If either of the nuns in the photographs were in the same room with a Muslim female in her Hijab, it would be strange if one feels odd about the mode of dressing of the other. After all, the cultural origin of the way they both dress could be traced to the same place. For peaceful co-existence, there should be mutual respect of views between the Osun Christian and Muslim leaders. It is particularly worrisome that this crisis is brewing in communities where people of different faiths had lived harmoniously for ages.

Some of the parents, who now put on their wards all manners of apparels to dramatise the dispute, wore school uniform dutifully when they attended schools founded by either Christian missions or Muslim organisations not long ago in this country. The controversy on how parents prepare their children for school is dangerous for the future. Yet it is avoidable. For the purpose of standard, it is the place of the school authorities to have the rule against indecent dressing by students. That is why there are school uniforms.

For those who insist on crucifying Governor Rauf Aregbesola, the fact of the case should not be buried in the rubbles of the needless controversy. The governor has repeatedly said he never ordered the use of Hijab. And that is the truth. It is unfortunate that Aregbesola’s critics are taking advantage of the economic difficulties faced by his government in alleging that the governor is diverting attention from the material situation with the Hijab dispute. You could pillory Aregbesola for not paying workers’ salaries; but it would be uncharitable to call him a religious bigot. At least there is nothing that Aregbesola, a Muslim by right, has done on this Hijab thing that could justify the allegation of religious extremism. His government has consciously demonstrated respect for Christian, Muslim and traditional religions without making any of them the official religion. His recognition of the faiths in public functions is sometimes done to a fault.

The Muslim parents have a court judgment in support of putting Hijab on their children going to school. The Christian community in Osun is kicking against the verdict. Rather than set Osun on a religious inferno, the Christian and Muslim parents could elect to exhaust the judicial process on the matter.

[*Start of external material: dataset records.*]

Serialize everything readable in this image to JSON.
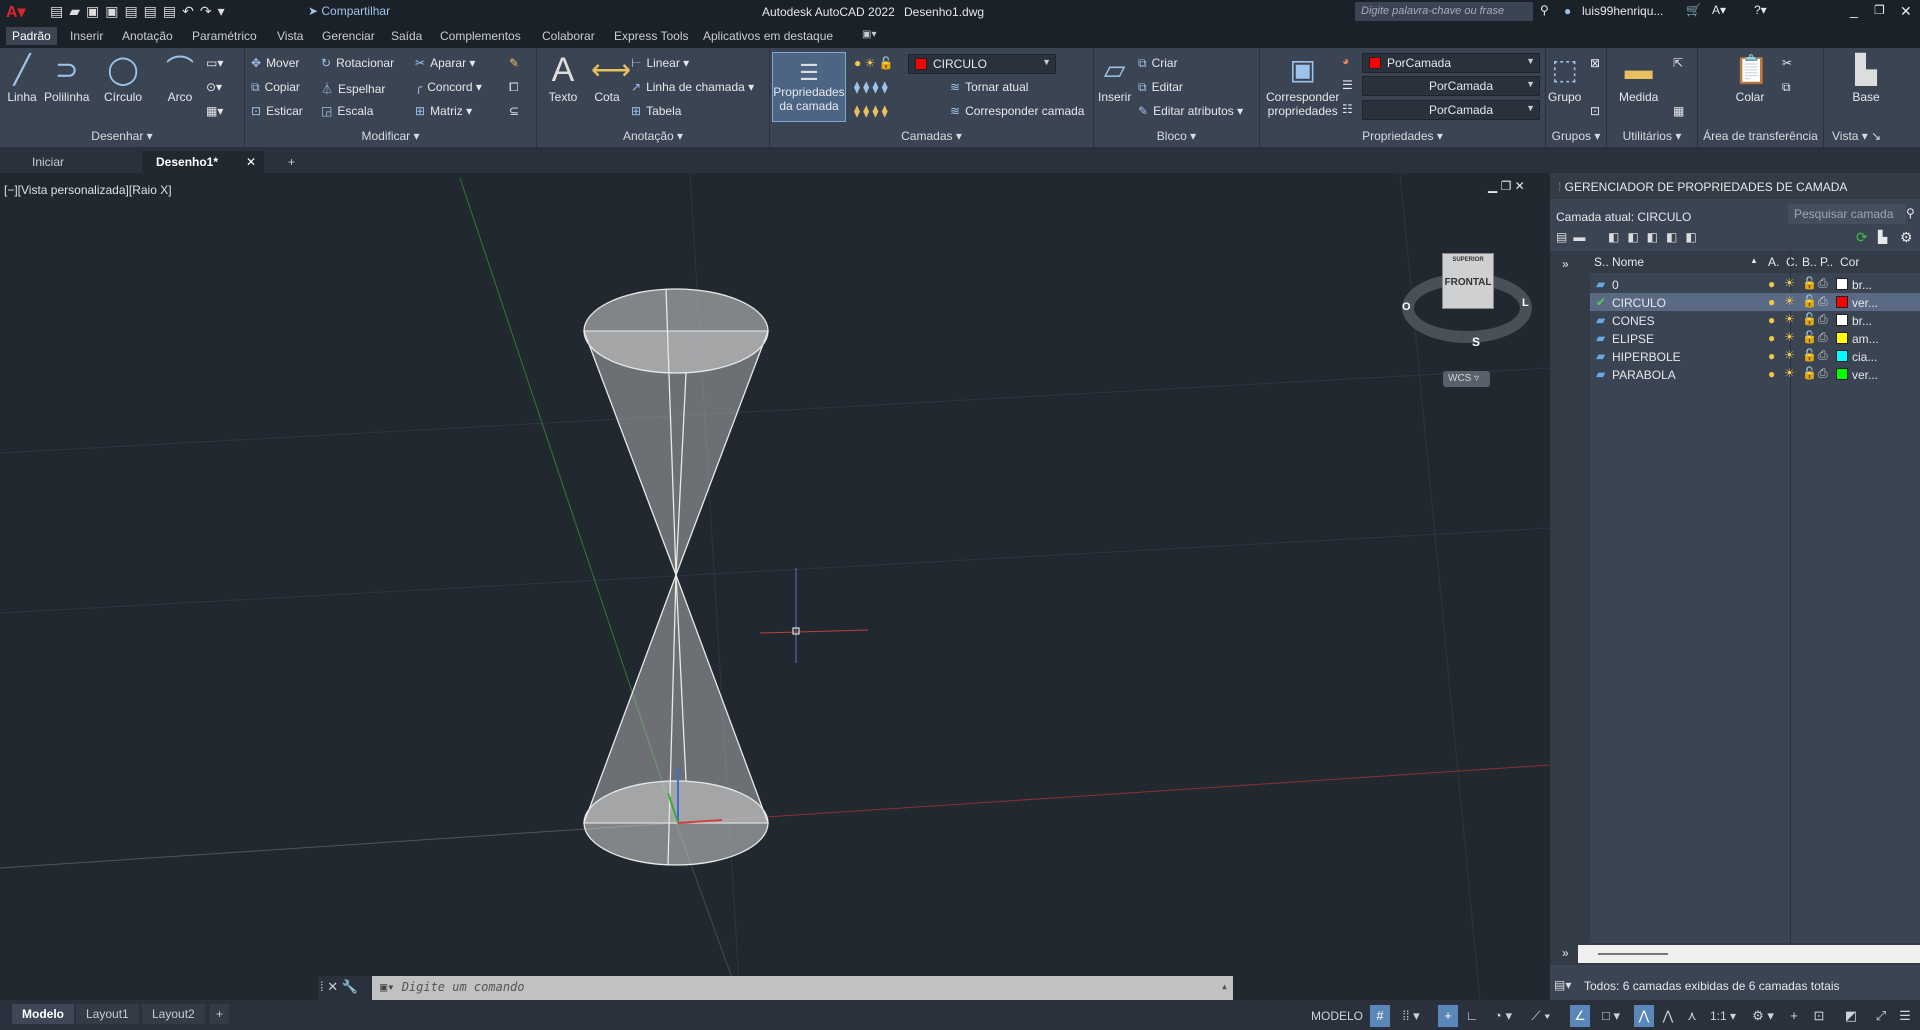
{
  "titlebar": {
    "app_title": "Autodesk AutoCAD 2022",
    "file": "Desenho1.dwg",
    "share": "Compartilhar",
    "search_placeholder": "Digite palavra-chave ou frase",
    "user": "luis99henriqu..."
  },
  "ribbon_tabs": [
    "Padrão",
    "Inserir",
    "Anotação",
    "Paramétrico",
    "Vista",
    "Gerenciar",
    "Saída",
    "Complementos",
    "Colaborar",
    "Express Tools",
    "Aplicativos em destaque"
  ],
  "panels": {
    "desenhar": {
      "label": "Desenhar",
      "linha": "Linha",
      "polilinha": "Polilinha",
      "circulo": "Círculo",
      "arco": "Arco"
    },
    "modificar": {
      "label": "Modificar",
      "mover": "Mover",
      "rotacionar": "Rotacionar",
      "aparar": "Aparar",
      "copiar": "Copiar",
      "espelhar": "Espelhar",
      "concord": "Concord",
      "esticar": "Esticar",
      "escala": "Escala",
      "matriz": "Matriz"
    },
    "anotacao": {
      "label": "Anotação",
      "texto": "Texto",
      "cota": "Cota",
      "linear": "Linear",
      "linha_chamada": "Linha de chamada",
      "tabela": "Tabela"
    },
    "camadas": {
      "label": "Camadas",
      "prop1": "Propriedades",
      "prop2": "da camada",
      "current": "CIRCULO",
      "tornar_atual": "Tornar atual",
      "corresponder": "Corresponder camada"
    },
    "bloco": {
      "label": "Bloco",
      "inserir": "Inserir",
      "criar": "Criar",
      "editar": "Editar",
      "editar_atributos": "Editar atributos"
    },
    "propriedades": {
      "label": "Propriedades",
      "corr1": "Corresponder",
      "corr2": "propriedades",
      "color": "PorCamada",
      "linetype": "PorCamada",
      "lineweight": "PorCamada"
    },
    "grupos": {
      "label": "Grupos",
      "grupo": "Grupo"
    },
    "utilitarios": {
      "label": "Utilitários",
      "medida": "Medida"
    },
    "area": {
      "label": "Área de transferência",
      "colar": "Colar"
    },
    "vista": {
      "label": "Vista",
      "base": "Base"
    }
  },
  "file_tabs": {
    "iniciar": "Iniciar",
    "desenho": "Desenho1*"
  },
  "viewport": {
    "label": "[−][Vista personalizada][Raio X]",
    "viewcube_top": "SUPERIOR",
    "viewcube_front": "FRONTAL",
    "compass_w": "O",
    "compass_e": "L",
    "compass_s": "S",
    "wcs": "WCS"
  },
  "command": {
    "placeholder": "Digite um comando"
  },
  "layout_tabs": [
    "Modelo",
    "Layout1",
    "Layout2"
  ],
  "layer_panel": {
    "title": "GERENCIADOR DE PROPRIEDADES DE CAMADA",
    "current": "Camada atual: CIRCULO",
    "search_placeholder": "Pesquisar camada",
    "headers": {
      "s": "S..",
      "nome": "Nome",
      "a": "A.",
      "c": "C.",
      "b": "B..",
      "p": "P..",
      "cor": "Cor"
    },
    "layers": [
      {
        "name": "0",
        "color_name": "br...",
        "color": "#ffffff",
        "current": false
      },
      {
        "name": "CIRCULO",
        "color_name": "ver...",
        "color": "#ff0000",
        "current": true
      },
      {
        "name": "CONES",
        "color_name": "br...",
        "color": "#ffffff",
        "current": false
      },
      {
        "name": "ELIPSE",
        "color_name": "am...",
        "color": "#ffff00",
        "current": false
      },
      {
        "name": "HIPERBOLE",
        "color_name": "cia...",
        "color": "#00ffff",
        "current": false
      },
      {
        "name": "PARABOLA",
        "color_name": "ver...",
        "color": "#00ff00",
        "current": false
      }
    ],
    "status": "Todos: 6 camadas exibidas de 6 camadas totais"
  },
  "statusbar": {
    "modelo": "MODELO",
    "scale": "1:1"
  }
}
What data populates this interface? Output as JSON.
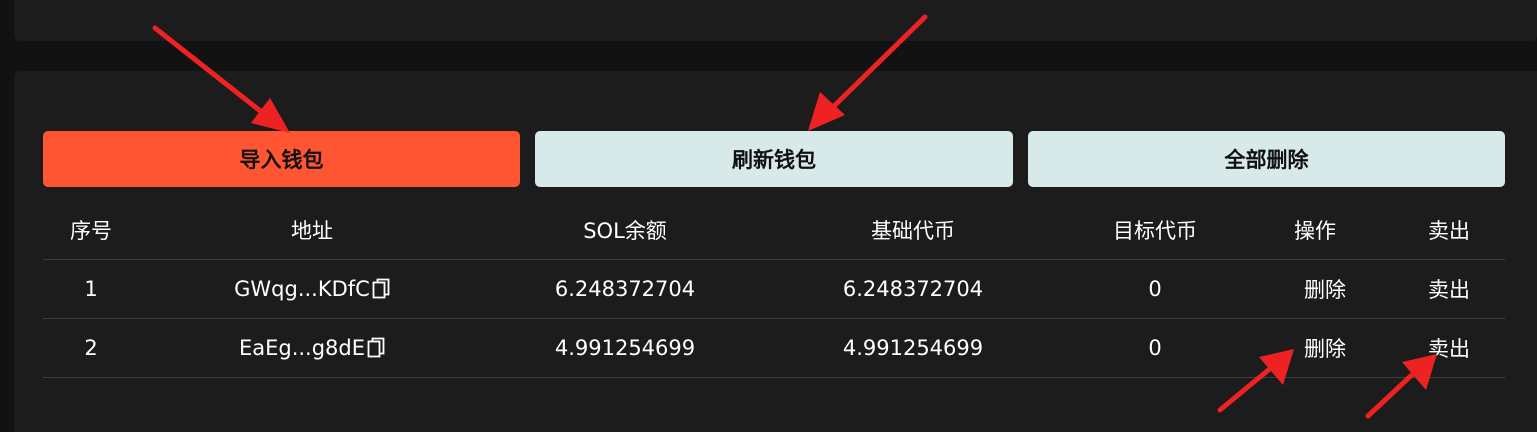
{
  "toolbar": {
    "import_label": "导入钱包",
    "refresh_label": "刷新钱包",
    "delete_all_label": "全部删除"
  },
  "colors": {
    "import_button": "#ff5532",
    "secondary_button": "#d8e9e9",
    "panel": "#1c1c1c",
    "background": "#121212",
    "annotation_arrow": "#ee2222"
  },
  "table": {
    "headers": {
      "index": "序号",
      "address": "地址",
      "sol_balance": "SOL余额",
      "base_token": "基础代币",
      "target_token": "目标代币",
      "action": "操作",
      "sell": "卖出"
    },
    "rows": [
      {
        "index": "1",
        "address": "GWqg...KDfC",
        "sol_balance": "6.248372704",
        "base_token": "6.248372704",
        "target_token": "0",
        "delete_label": "删除",
        "sell_label": "卖出"
      },
      {
        "index": "2",
        "address": "EaEg...g8dE",
        "sol_balance": "4.991254699",
        "base_token": "4.991254699",
        "target_token": "0",
        "delete_label": "删除",
        "sell_label": "卖出"
      }
    ]
  },
  "icons": {
    "copy": "copy-icon",
    "annotation": "red-arrow-icon"
  }
}
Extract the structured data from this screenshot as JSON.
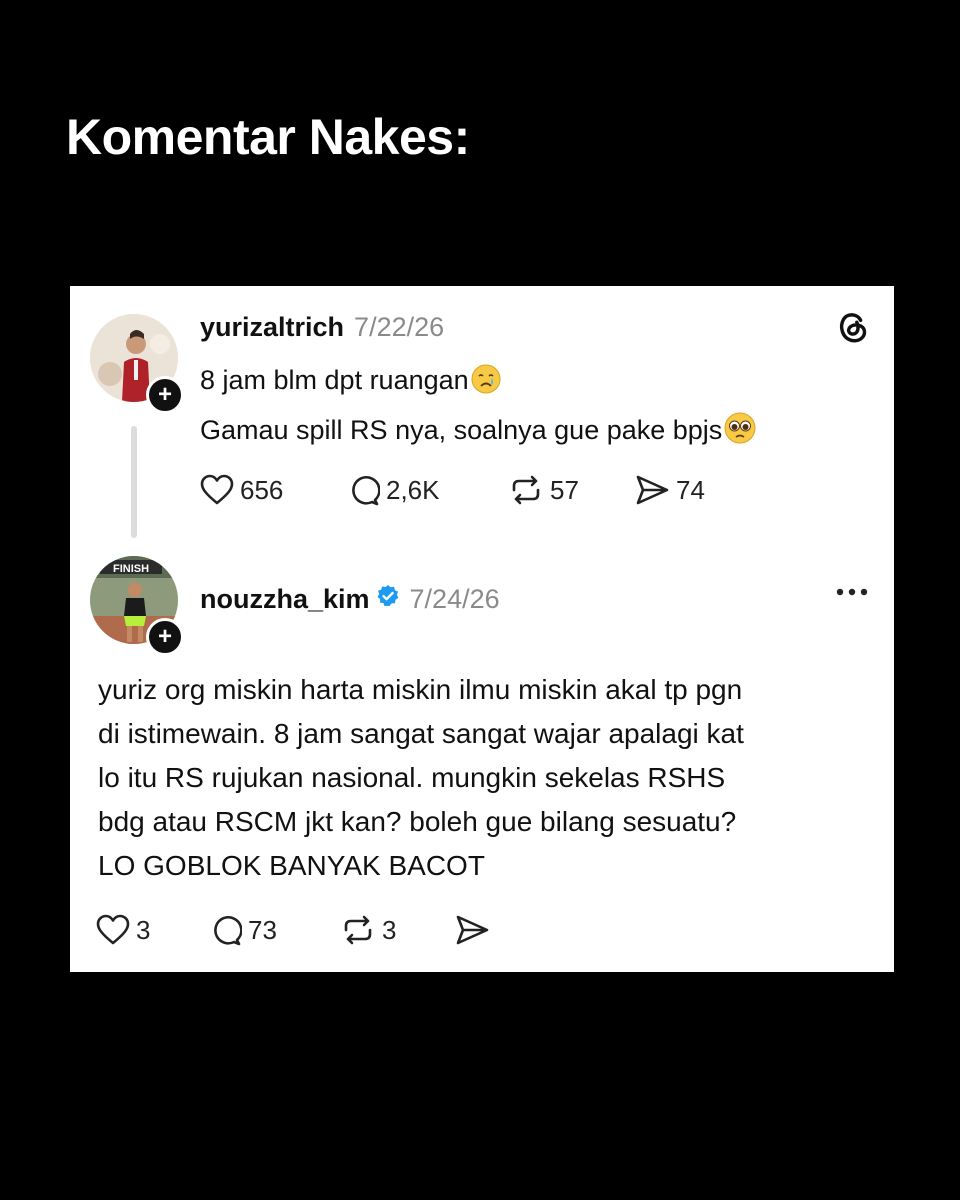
{
  "headline": "Komentar Nakes:",
  "post1": {
    "username": "yurizaltrich",
    "date": "7/22/26",
    "line1": "8 jam blm dpt ruangan",
    "line2": "Gamau spill RS nya, soalnya gue pake bpjs",
    "likes": "656",
    "replies": "2,6K",
    "reposts": "57",
    "shares": "74"
  },
  "post2": {
    "username": "nouzzha_kim",
    "date": "7/24/26",
    "avatar_badge_text": "FINISH",
    "body": [
      "yuriz org miskin harta miskin ilmu miskin akal tp pgn",
      "di istimewain. 8 jam sangat sangat wajar apalagi kat",
      "lo itu RS rujukan nasional. mungkin sekelas RSHS",
      "bdg atau RSCM jkt kan? boleh gue bilang sesuatu?",
      "LO GOBLOK BANYAK BACOT"
    ],
    "likes": "3",
    "replies": "73",
    "reposts": "3"
  },
  "icons": {
    "brand": "threads-icon",
    "like": "heart-icon",
    "reply": "comment-icon",
    "repost": "repost-icon",
    "share": "share-icon",
    "verified": "verified-badge-icon",
    "more": "more-icon"
  },
  "colors": {
    "verified": "#1d9bf0",
    "date": "#8a8a8a",
    "background": "#000000",
    "card": "#ffffff"
  }
}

All told, the religious rights of every group should be respected. This is a sine qua non in a multi-religious society such as Nigeria. The constitution clearly forbids the state from adopting any official religion.
However, the point at issue is that the basic error in the whole controversy is presenting Hijab as a strict religious symbol. First, the Christians are wrong in making a religious hue and cry out of the issue.

The Christian nuns dress in a similar to Muslim ladies putting on Hijab. Secondly, the Muslims are also wrong to project it as a religious symbol. Given the cultural origins of that mode of dress in the Middle East, there is nothing exclusively Islamic about it. Thirdly, the Osun State High Court has not helped matters in pronouncing Hijab as “a human right” for students while in public schools where students are expected by rule to wear uniforms. Can Muslim women on duty in the armed forces and the police, for instance, invoke their “fundamental human rights” to wear Hijab? A female police officer, who is a Muslim, cannot invoke her fundamental human rights not conform with the discipline of an institution of which she voluntarily elected to be a member.

Public institutions are entitled to have their codes of conduct which whoever chooses to be a part should obey at all times. Schools are no exception to this rule. Every student should wear the school uniform as a matter of discipline. All the sides to the dispute should be wary of prejudice as they pursue what they deem to be their religious rights.
The lesson in the foregoing is that adherents of religions as well as those who practise no religion at all should seek deeper knowledge of issues to avoid a religious crisis. Thank God, Islam, Christianity and traditional religions emphasise endless seeking of knowledge in their teachings.